The 72-year-old looked forward to returning to North Geelong’s Sphinx Hotel on 18 May after a stint recording comedy specials in the US.
“The Americans … don’t quite get the concept of taking the piss,” he said.
“The Sphinx has always been one of my favourites in Victoria actually. The audience is always pretty excited, which is an artist’s dream.”
But Wilson’s fondness for Geelong goes beyond its venues.
He co-wrote a song with Leopold born-and-bred country star Adam Harvey, who plays the Gateway Hotel this weekend.
“He’s a great mate of mine!” Wilson said.
The pair wrote Genie in the Bottle on tour in Ireland and the song spent weeks on the Australian charts in 2017, after Harvey returned home and recorded it.
“He came in as my support act because my daughter was heavily pregnant at the time,” Wilson said.

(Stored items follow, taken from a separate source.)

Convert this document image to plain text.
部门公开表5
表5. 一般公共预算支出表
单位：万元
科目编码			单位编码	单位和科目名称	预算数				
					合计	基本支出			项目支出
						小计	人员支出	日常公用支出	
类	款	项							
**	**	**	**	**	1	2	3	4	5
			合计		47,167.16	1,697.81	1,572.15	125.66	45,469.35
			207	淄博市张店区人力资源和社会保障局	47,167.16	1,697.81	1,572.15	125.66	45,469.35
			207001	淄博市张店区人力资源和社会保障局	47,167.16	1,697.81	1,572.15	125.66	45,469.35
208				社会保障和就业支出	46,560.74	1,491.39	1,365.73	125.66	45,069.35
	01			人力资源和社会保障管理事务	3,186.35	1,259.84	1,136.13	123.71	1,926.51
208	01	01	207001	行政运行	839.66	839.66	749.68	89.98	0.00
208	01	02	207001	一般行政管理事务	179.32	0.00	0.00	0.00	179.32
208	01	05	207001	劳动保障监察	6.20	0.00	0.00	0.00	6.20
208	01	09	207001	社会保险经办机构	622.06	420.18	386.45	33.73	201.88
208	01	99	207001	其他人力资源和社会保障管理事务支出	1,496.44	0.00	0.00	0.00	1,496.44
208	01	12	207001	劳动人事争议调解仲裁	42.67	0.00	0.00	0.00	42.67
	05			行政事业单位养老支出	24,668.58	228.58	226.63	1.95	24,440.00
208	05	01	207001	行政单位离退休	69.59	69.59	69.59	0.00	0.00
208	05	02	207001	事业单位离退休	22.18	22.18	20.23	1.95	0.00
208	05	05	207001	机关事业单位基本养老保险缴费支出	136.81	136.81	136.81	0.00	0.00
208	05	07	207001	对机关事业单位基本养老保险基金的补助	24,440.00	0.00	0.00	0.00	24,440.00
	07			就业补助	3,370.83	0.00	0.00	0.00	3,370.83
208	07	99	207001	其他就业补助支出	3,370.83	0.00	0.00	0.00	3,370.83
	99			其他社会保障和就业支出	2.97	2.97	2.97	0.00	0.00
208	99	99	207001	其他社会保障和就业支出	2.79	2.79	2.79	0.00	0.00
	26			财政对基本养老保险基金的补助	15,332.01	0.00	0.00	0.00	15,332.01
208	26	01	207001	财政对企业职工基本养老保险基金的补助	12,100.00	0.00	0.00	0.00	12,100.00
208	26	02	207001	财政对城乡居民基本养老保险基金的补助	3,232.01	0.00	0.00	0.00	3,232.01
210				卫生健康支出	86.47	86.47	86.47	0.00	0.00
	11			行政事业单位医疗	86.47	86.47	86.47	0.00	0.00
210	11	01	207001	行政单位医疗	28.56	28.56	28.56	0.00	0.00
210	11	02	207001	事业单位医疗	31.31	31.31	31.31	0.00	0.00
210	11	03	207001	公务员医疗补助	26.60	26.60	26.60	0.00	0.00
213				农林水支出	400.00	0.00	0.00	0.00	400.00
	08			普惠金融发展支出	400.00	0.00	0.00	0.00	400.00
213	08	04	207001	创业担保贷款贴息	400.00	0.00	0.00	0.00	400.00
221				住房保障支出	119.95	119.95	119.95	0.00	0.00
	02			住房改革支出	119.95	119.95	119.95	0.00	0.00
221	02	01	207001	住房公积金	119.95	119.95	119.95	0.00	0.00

“We got pissed on Guinness one night and wrote the song, although we don’t remember much about writing it. We’ve gotta get on the piss together more often!”
Wilson takes aim at political correctness in his show of full edgy songs and rude lyrics.
“I never started out to be part of the pushback against political correctness,” he said.
“But that’s mostly what people talk about these days. It’s been driven by the media giving voice to these idiots hooked up on one agenda. I call them Millennial dyslexics – they read everything around the wrong way.
“I don’t go out of my way to offend people; people go out of their way to be offended.”
Nothing is sacred to Wilson, who recently wrote a song parodying the #MeToo movement called DIY Me Too.
“After years and years of self-inflected sexual abuse, not only am I the victim, I’m the perpetrator,” he said.
But people coming to his shows were “well-versed” in his comedy, Wilson said.
“You’ll find people coming to my shows who are doctors and lawyers, sitting next to a grandmother and a bikie,” he said.
“They see it for what it is – a f*****g joke.
“People sit there, have a beer, join their mates, sing along and snub their noses at political correctness for a night.
“If somebody came to my show and took offense I’d say it’s their fault – they haven’t looked me up properly.
“If they did my mob would take care of them anyway – we’d just sing over the top of them.”